Production programs that get this right treat each stage of the training stack as a distinct data engineering problem with its own quality requirements, coverage standards, and evaluation criteria. The programs that converge on reliable, production-grade models fastest are not those with the most data or the most compute. They are those with the clearest understanding of what their data needs to teach at each stage. Generative AI solutions built on data designed for each stage of the training stack are the programs that reach production reliably and perform there consistently.
References
Pratap, S., Aranha, A. R., Kumar, D., Malhotra, G., Iyer, A. P. N., & Shylaja, S. S. (2025). The fine art of fine-tuning: A structured review of advanced LLM fine-tuning techniques. Natural Language Processing Journal, 11, 100144. https://doi.org/10.1016/j.nlp.2025.100144
IBM. (2025). What is instruction tuning? IBM Think. https://www.ibm.com/think/topics/instruction-tuning
Savage, T., Ma, S. P., Boukil, A., Rangan, E., Patel, V., Lopez, I., & Chen, J. (2025).
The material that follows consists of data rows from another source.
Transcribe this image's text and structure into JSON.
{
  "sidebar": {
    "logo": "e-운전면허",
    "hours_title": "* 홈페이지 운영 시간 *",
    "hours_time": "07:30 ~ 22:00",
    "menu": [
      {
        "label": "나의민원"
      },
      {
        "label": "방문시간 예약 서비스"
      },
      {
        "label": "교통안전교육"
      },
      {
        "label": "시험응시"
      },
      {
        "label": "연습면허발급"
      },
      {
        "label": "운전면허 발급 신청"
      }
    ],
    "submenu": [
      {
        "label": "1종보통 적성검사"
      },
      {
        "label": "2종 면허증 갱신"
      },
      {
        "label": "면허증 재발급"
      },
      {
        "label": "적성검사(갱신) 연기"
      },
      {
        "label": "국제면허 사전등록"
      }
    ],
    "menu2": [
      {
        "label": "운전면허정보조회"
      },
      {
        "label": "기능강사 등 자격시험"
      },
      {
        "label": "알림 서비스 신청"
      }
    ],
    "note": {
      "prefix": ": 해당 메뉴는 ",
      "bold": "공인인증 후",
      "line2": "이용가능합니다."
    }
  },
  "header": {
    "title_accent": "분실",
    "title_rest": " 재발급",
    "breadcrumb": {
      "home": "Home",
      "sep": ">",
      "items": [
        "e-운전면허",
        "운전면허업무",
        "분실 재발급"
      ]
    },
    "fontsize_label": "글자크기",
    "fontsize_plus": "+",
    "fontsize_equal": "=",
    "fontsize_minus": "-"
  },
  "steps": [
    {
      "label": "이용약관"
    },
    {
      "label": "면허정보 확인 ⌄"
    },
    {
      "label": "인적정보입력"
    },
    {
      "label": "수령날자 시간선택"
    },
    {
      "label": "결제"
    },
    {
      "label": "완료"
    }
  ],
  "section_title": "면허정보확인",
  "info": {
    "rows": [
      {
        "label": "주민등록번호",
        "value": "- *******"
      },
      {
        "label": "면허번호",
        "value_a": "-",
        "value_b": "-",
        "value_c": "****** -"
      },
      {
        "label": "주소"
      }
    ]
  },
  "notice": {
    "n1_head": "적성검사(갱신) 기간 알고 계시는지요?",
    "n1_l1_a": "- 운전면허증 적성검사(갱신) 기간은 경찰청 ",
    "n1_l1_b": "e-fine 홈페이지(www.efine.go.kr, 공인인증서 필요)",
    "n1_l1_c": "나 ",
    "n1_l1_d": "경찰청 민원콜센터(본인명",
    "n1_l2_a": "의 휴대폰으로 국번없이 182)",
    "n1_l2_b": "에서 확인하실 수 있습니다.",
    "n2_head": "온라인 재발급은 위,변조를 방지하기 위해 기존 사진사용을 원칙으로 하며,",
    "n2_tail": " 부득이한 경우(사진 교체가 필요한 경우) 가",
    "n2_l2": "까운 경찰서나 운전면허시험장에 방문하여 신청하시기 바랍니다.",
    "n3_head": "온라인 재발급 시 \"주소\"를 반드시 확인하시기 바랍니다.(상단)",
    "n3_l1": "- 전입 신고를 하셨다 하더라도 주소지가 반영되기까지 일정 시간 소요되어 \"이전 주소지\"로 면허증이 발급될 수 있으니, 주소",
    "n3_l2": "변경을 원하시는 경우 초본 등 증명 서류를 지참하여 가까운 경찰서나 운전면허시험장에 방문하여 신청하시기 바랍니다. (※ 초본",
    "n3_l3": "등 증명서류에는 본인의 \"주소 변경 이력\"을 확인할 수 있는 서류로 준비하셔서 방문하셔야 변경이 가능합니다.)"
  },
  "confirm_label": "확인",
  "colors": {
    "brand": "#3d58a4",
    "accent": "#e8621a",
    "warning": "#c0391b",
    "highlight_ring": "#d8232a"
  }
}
Fine-tuning methods for large language models in clinical medicine by supervised fine-tuning and direct preference optimization: Comparative evaluation. Journal of Medical Internet Research, 27, e76048. https://doi.org/10.2196/76048
Frequently Asked Questions
Q1. Is instruction tuning a type of fine-tuning?
Yes. Instruction tuning is a specific form of supervised fine-tuning where the training data consists of instruction-response pairs designed to improve the model’s general ability to follow user directives, rather than to add domain-specific knowledge. The distinction is in the goal and therefore in the data, not in the training mechanism.
Q2. How much data does instruction tuning require compared to domain fine-tuning?
Instruction tuning benefits more from the diversity of task coverage than from raw volume, and effective results have been demonstrated with carefully curated datasets of thousands to tens of thousands of examples. Domain fine-tuning volume requirements depend on how much specialist knowledge the model needs to acquire and on how well the domain is represented in the base model’s pretraining data.
Q3. What happens if you fine-tune a base model on domain data before instruction tuning?
The domain fine-tuning may improve the model’s domain knowledge but disrupt its instruction-following capability, a failure mode known as catastrophic forgetting. The recommended sequence is to first tune instruction to establish reliable behavioural foundations, then fine-tune the domain to add specialist knowledge on top of that foundation.
Q4. Can you use the same dataset for both instruction tuning and domain fine-tuning?
A single dataset can serve both goals if it is structured as instruction-response pairs drawn from domain-specific content, combining task-diverse instructions with domain-accurate responses. This approach is more demanding to produce than either pure dataset type, but is efficient when both goals need to be addressed simultaneously.